Solar evaporator could help provide drinking water to remote areas

Creating technology to desalinate salt water could help provide safe drinking water to the billion people around the world who lack access to it. However, traditional desalination systems are too expensive to set up and operate, particularly in low-income countries and remote areas.

In a groundbreaking new study, researchers at the University of Maryland’s A. James Clark School of Engineering have developed a critical component that may lead to affordable small-scale desalination. They have successfully demonstrated the use of an inexpensive solar evaporator that is made of wood.

According to study senior author Liangbing Hu, an associate professor of Materials Science and Engineering, the evaporator generates steam with high efficiency and with a minimal need for maintenance.

Professor Hu said that the technique used by the device, known as interfacial evaporation, “shows great potential in response to global water scarcity because of its high solar-to-vapor efficiency, low environmental impact, and portable device design with low cost. These features make it suitable for off-grid water generation and purification, especially for low-income countries.”

Interfacial evaporators made of thin materials are able to float on saline water and absorb solar heat on top. The evaporators continuously pull up the saline water from below and convert it to steam on the top surface, leaving behind the salt, explained Professor Hu. On the other hand,  he said that salt can build up on the evaporative surface over time and negatively affect performance until it is removed.

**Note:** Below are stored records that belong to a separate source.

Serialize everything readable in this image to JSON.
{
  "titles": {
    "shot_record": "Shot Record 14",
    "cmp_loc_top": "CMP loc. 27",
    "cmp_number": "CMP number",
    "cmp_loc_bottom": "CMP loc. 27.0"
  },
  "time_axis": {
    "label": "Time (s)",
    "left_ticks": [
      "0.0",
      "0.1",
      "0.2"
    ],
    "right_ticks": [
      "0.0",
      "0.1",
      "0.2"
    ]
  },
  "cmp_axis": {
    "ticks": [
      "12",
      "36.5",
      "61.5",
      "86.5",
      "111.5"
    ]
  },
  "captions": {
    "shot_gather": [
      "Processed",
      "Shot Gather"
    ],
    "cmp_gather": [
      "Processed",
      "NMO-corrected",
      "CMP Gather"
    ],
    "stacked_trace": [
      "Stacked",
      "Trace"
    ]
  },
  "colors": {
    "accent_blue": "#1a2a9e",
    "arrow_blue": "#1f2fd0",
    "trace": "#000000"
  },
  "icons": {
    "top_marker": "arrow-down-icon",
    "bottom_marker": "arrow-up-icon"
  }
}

Professor Hu and his team minimized the need for this maintenance with a device made out of basswood that exploits the wood’s natural ability to carry water and nutrients up the tree.

Study lead author Yudi Kuang said the wood’s natural channels are supplemented by drilling millimeter-wide channels through a thin cross-section of the wood. The top surface is then briefly exposed to high heat, which carbonizes the surface for greater solar absorption.

While operating, the device draws up salty water through the wood’s natural micron-wide channels as it absorbs solar energy. Salt is spontaneously exchanged from these tiny channels through natural openings along their sides to the vastly wider drilled channels, and then dissolves back into the water below.

“In the lab, we have successfully demonstrated excellent anti-fouling in a wide range of salt concentrations, with stable steam generation with about 75% efficiency,” said Kuang.

“Wood is an intriguing material scaffold, with its unique hierarchically porous structure, and it is a renewable, abundant and cost-effective resource,” said Professor Hu. “In our lab, the fundamental understanding of biomaterials (especially wood) leads us to achieve extraordinary performance that is competitive with widely used but non-sustainable materials.”

The study is published in the journal Advanced Materials.